Barcelona (ACN).- The Spanish IT multinational company Intel and the Barcelona Supercomputing Center (BSC) have agreed to build a research and development lab to carry out research on the so-called Exascale supercomputing, which run 1,000 faster than the current top computers in the world. The lab will be built in Barcelona, in the BSC facilities. It will join Intel’s European network of R&D facilities, which employ some 1,500 research professionals, and it will be Intel’s fourth European lab working on Exascale technology. Barcelona’s lab will focus on programming and runtime systems of Exaflop supercomputers. It will help to develop extremely complex parallel systems needed for the future of Intel computers. Intel expects to reach Exascale performance within the next ten years.
Some of the practical applications of this technology will be to simulate extremely complex biochemical and health phenomena. For instance, Exascale performance might be used in the fight against cancer or to create very targeted drugs. Besides, the Exascale technology would also have numerous practical applications in numerous scientific fields, such as weather forecasting, climate research and quantum physics.

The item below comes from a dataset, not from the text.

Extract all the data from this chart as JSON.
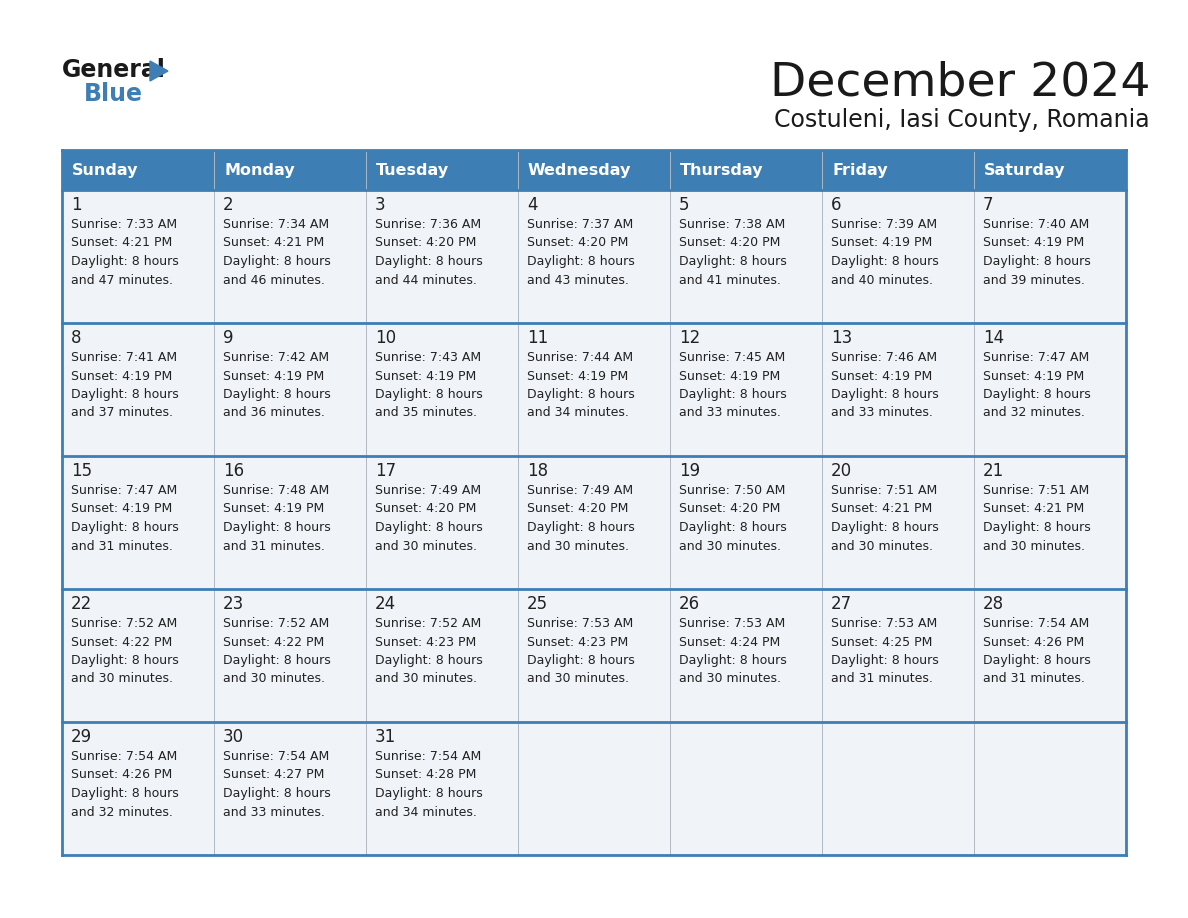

BSC is a leading centre in Europe
The Barcelona Supercomputing Center is already the leading institution in Spain in its field. It was created in 1995 but it confirmed its leadership in 2004, when the Mare Nostrum Supercomputer was built. At that time it was the fastest computer in Europe. The Mare Nostrum supercomputer has been updated since then and, in 2010, it was ranked the 118th fastest computer in the world, reaching 94.21 Teraflops, which means 94.21 trillion operations per second using its 10,240 processors.